Parking space, common areas to find separate mention in ‘RERA compliant’ agreements
Some newly formatted agreements to sale being readied by developers clearly state that the allottee shall have undivided proportionate share in the common areas and that the garage/closed parking shall be treated as a single indivisible unit for all purposes.
Many of these agreements follow the agreement to sale template notified by ministry of housing and urban poverty alleviation for union territories. No state has so far notified the agreement to sale rules.
“The right of the allottee to use the common areas shall always be subject to the timely payment of maintenance charges and other charges as applicable. It is clarified that the promoter shall convey undivided proportionate title in the common areas to the association of allottees as provided in the Act,” says an agreement to sale.
It also clarifies that the computation of the price of the apartment or plot includes recovery of the price of land, construction of (not only the apartment but also) the common areas, internal development charges, external development charges, taxes, cost of providing electric wiring, fire detection and firefighting equipment in the common areas etc and includes cost for providing all other facilities as provided within the project, it says.

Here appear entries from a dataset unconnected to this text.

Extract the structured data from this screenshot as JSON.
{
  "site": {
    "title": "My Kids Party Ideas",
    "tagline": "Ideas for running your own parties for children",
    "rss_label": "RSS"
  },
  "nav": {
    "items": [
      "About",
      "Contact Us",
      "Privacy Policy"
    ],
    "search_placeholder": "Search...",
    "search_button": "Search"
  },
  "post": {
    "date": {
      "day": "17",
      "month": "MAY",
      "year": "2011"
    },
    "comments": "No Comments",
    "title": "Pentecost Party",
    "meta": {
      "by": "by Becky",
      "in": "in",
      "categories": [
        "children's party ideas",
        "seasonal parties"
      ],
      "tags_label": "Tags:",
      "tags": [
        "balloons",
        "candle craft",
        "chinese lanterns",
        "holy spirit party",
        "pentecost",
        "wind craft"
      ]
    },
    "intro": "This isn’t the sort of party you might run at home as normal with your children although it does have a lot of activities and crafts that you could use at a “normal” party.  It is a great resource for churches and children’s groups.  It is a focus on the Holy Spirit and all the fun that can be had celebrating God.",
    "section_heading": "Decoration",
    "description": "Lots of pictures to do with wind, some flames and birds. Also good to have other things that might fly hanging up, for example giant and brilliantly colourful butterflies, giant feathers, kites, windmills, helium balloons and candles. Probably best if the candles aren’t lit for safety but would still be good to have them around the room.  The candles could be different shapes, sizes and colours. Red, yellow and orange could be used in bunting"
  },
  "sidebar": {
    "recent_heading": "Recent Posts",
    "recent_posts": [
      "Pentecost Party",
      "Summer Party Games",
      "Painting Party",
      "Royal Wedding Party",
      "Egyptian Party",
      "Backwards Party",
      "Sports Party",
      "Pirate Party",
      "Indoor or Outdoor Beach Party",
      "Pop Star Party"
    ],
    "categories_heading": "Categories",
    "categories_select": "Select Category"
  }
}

It also clarifies that garage/closed parking shall be treated as a single indivisible unit for all purposes.
This, say legal experts, is a positive move. Earlier the developers would sell an apartment based on the super area due to which common areas and parking areas were never specified separately in the sale deed. “The statute now demands that the builder sell the unit basis the carpet areas and therefore the need to specify the common areas and the parking areas separately,” says SK Pal, a Supreme Court lawyer.
The new agreements also spell out the rights a customer has as per the agreement and after possession of the apartment. Now a customer is entitled to specific performance by the builder as a buyer.
“If the promoter fails to deliver or do something, then the purchaser can go in for specific performance. What this means is that instead of claiming damages or compensation, the buyer has the right to make sure that the developer performs the obligations laid down in the contract,” says Akshat Pande, partner, Seth Dua & Associates.
As for the force majeure clause, these agreements specify that the developer has to hand over possession unless there is delay or failure due to war, flood, drought, fire, cyclone, earthquake or any other calamity caused by nature affecting the regular development of the real estate project.
“A promoter cannot terminate an agreement on account of increase in cement prices or lack of adequate labour. Force majeure clause is applicable to conditions that are beyond human control, something that impacts a developer’s capacity to perform the contract,” explains Pande.